A Newton County jury has sent a loud message about abuse of the badge, convicting former deputy George Rahming on three counts of violating his oath of office and prompting a 15-year sentence, with the first seven years to be served in prison. The charges grew out of a July 2023 encounter that prosecutors say Rahming engineered while in uniform and on patrol.
According to WSB-TV, prosecutors told jurors that Rahming bought condoms while on duty, pulled his patrol vehicle alongside a woman under the guise of offering assistance, then drove her to a secluded spot. There, they said, he solicited sex acts and engaged in sexual intercourse. Each oath-violation count carried a potential sentence of one to five years, and the judge stacked them for a total of 15 years along with additional conditions.
How investigators pieced it together
The case started moving when hospital staff contacted law enforcement after the woman disclosed what had happened, according to the Georgia Bureau of Investigation. Investigators then pulled surveillance footage from a gas station, which helped them zero in on the deputy involved.
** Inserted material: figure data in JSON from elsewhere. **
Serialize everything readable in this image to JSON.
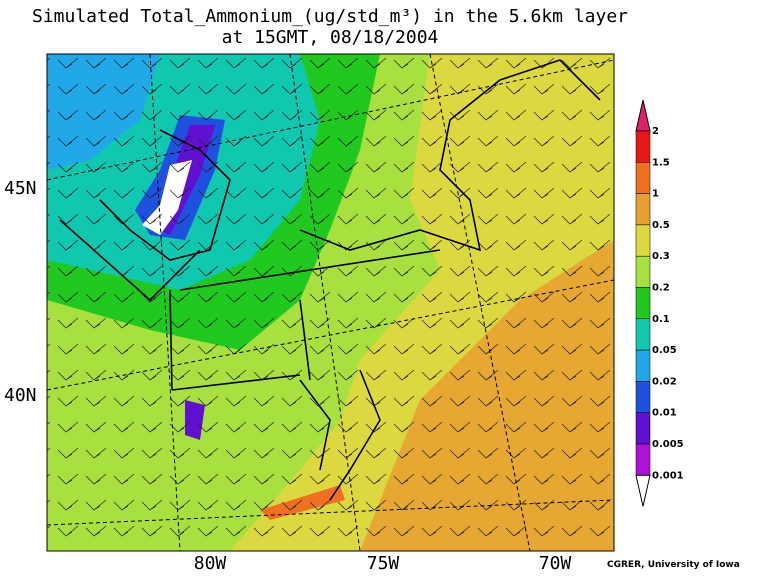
{
  "title": [
    "Simulated Total_Ammonium_(ug/std_m³) in the 5.6km layer",
    "at 15GMT, 08/18/2004"
  ],
  "lat_labels": [
    "45N",
    "40N"
  ],
  "lon_labels": [
    "80W",
    "75W",
    "70W"
  ],
  "colorbar": {
    "labels": [
      "2",
      "1.5",
      "1",
      "0.5",
      "0.3",
      "0.2",
      "0.1",
      "0.05",
      "0.02",
      "0.01",
      "0.005",
      "0.001"
    ],
    "colors": [
      "#e0206a",
      "#e81818",
      "#f07020",
      "#e8a030",
      "#dcd840",
      "#a8e040",
      "#20c820",
      "#10c8b0",
      "#20a8e8",
      "#2050e0",
      "#6010d0",
      "#b010d8",
      "#ffffff"
    ]
  },
  "credit": "CGRER, University of Iowa"
}
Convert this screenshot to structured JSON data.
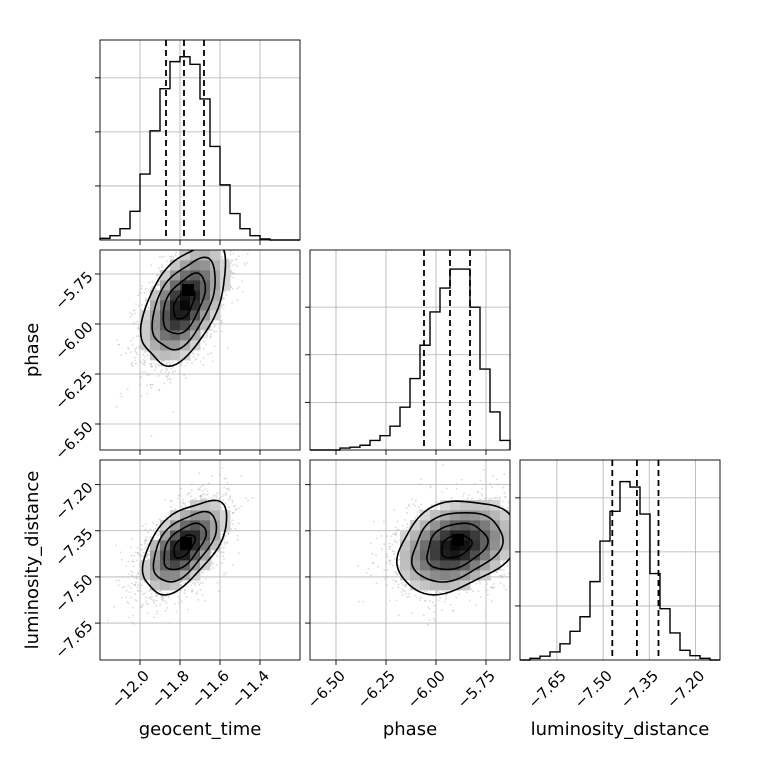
{
  "chart_data": {
    "type": "corner",
    "parameters": [
      "geocent_time",
      "phase",
      "luminosity_distance"
    ],
    "axis_labels": {
      "x": [
        "geocent_time",
        "phase",
        "luminosity_distance"
      ],
      "y": [
        "",
        "phase",
        "luminosity_distance"
      ]
    },
    "ranges": {
      "geocent_time": [
        -12.2,
        -11.2
      ],
      "phase": [
        -6.63,
        -5.63
      ],
      "luminosity_distance": [
        -7.77,
        -7.12
      ]
    },
    "ticks": {
      "geocent_time": [
        -12.0,
        -11.8,
        -11.6,
        -11.4
      ],
      "phase": [
        -6.5,
        -6.25,
        -6.0,
        -5.75
      ],
      "luminosity_distance": [
        -7.65,
        -7.5,
        -7.35,
        -7.2
      ]
    },
    "tick_labels": {
      "geocent_time": [
        "−12.0",
        "−11.8",
        "−11.6",
        "−11.4"
      ],
      "phase": [
        "−6.50",
        "−6.25",
        "−6.00",
        "−5.75"
      ],
      "luminosity_distance": [
        "−7.65",
        "−7.50",
        "−7.35",
        "−7.20"
      ]
    },
    "grid": true,
    "marginals": [
      {
        "parameter": "geocent_time",
        "bin_edges": [
          -12.2,
          -12.15,
          -12.1,
          -12.05,
          -12.0,
          -11.95,
          -11.9,
          -11.85,
          -11.8,
          -11.75,
          -11.7,
          -11.65,
          -11.6,
          -11.55,
          -11.5,
          -11.45,
          -11.4,
          -11.35,
          -11.3,
          -11.25,
          -11.2
        ],
        "counts": [
          0.3,
          0.8,
          2.1,
          5.3,
          12.2,
          20.2,
          28.0,
          33.0,
          33.9,
          32.5,
          26.1,
          17.3,
          10.2,
          4.9,
          2.1,
          0.8,
          0.2,
          0.0,
          0.0,
          0.0
        ],
        "quantiles": [
          -11.87,
          -11.78,
          -11.68
        ],
        "ymax": 37
      },
      {
        "parameter": "phase",
        "bin_edges": [
          -6.63,
          -6.58,
          -6.53,
          -6.48,
          -6.43,
          -6.38,
          -6.33,
          -6.28,
          -6.23,
          -6.18,
          -6.13,
          -6.08,
          -6.03,
          -5.98,
          -5.93,
          -5.88,
          -5.83,
          -5.78,
          -5.73,
          -5.68,
          -5.63
        ],
        "counts": [
          0.0,
          0.0,
          0.0,
          0.4,
          0.6,
          1.0,
          2.0,
          3.0,
          5.0,
          9.0,
          15.0,
          22.0,
          29.0,
          34.0,
          38.0,
          38.0,
          30.0,
          17.0,
          8.0,
          2.0
        ],
        "quantiles": [
          -6.06,
          -5.93,
          -5.83
        ],
        "ymax": 42
      },
      {
        "parameter": "luminosity_distance",
        "bin_edges": [
          -7.77,
          -7.7375,
          -7.705,
          -7.6725,
          -7.64,
          -7.6075,
          -7.575,
          -7.5425,
          -7.51,
          -7.4775,
          -7.445,
          -7.4125,
          -7.38,
          -7.3475,
          -7.315,
          -7.2825,
          -7.25,
          -7.2175,
          -7.185,
          -7.1525,
          -7.12
        ],
        "counts": [
          0.0,
          0.3,
          0.7,
          1.5,
          3.0,
          5.3,
          8.0,
          14.5,
          22.0,
          27.5,
          33.0,
          32.0,
          27.0,
          16.0,
          9.5,
          5.0,
          1.8,
          0.8,
          0.3,
          0.0
        ],
        "quantiles": [
          -7.47,
          -7.39,
          -7.32
        ],
        "ymax": 37
      }
    ],
    "scatter_panels": [
      {
        "x": "geocent_time",
        "y": "phase",
        "mean": [
          -11.78,
          -5.9
        ],
        "sigma": [
          0.105,
          0.15
        ],
        "correlation": 0.5,
        "peak": [
          -11.76,
          -5.83
        ]
      },
      {
        "x": "geocent_time",
        "y": "luminosity_distance",
        "mean": [
          -11.78,
          -7.4
        ],
        "sigma": [
          0.105,
          0.075
        ],
        "correlation": 0.55,
        "peak": [
          -11.77,
          -7.39
        ]
      },
      {
        "x": "phase",
        "y": "luminosity_distance",
        "mean": [
          -5.9,
          -7.4
        ],
        "sigma": [
          0.15,
          0.075
        ],
        "correlation": 0.28,
        "peak": [
          -5.89,
          -7.38
        ]
      }
    ],
    "contour_levels_sigma": [
      0.5,
      1.0,
      1.5,
      2.0
    ]
  }
}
Because the encounter took place near a county line, authorities at first were not sure which agency employed the officer. Newton County Sheriff Ezell Brown ultimately asked the GBI to step in and lead the probe. In a July 2023 release, the GBI said agents arrested Rahming and handed the case to the Alcovy Judicial Circuit District Attorney's Office for prosecution.
Sentence and reaction
Once the jury returned its guilty verdict on the oath-violation counts, the case moved directly into sentencing. The court imposed a 15-year term, with seven years to be served in prison, officials said.
District Attorney Randy McGinley later stressed that the outcome was aimed squarely at one individual, not an entire profession. "This conviction does not serve as a statement against law enforcement," he said, adding that the case targeted "one person who used his authority and power for improper purposes," as reported by WSB-TV.
Rahming first landed on investigators' radar in July 2023, when the GBI arrested him on rape and sexual-assault related charges and the Newton County Sheriff's Office fired him. The Atlanta Journal-Constitution reported at the time that Rahming had previously worked for several metro Atlanta law enforcement agencies, including stints as a jailer and a deputy in other counties.
What comes next
With the trial wrapped, the case now shifts into the post-conviction phase. The Alcovy Judicial Circuit District Attorney's Office notes that defendants who are found guilty can file motions for a new trial and pursue appeals, and it outlines the standard timeline and procedures for those challenges on its news page at the Alcovy Judicial Circuit DA. If Rahming chooses to challenge the verdict or sentence, that process could stretch over months and may involve a pre-sentence investigation before any further hearings are held, according to the office.
The GBI's original release on the case also urged anyone with additional information to contact its Conyers regional office or submit tips through its online portal. For now, Newton County officials have kept public statements limited to what the GBI and prosecutors have already said, as the court record transitions fully into the post-conviction stage.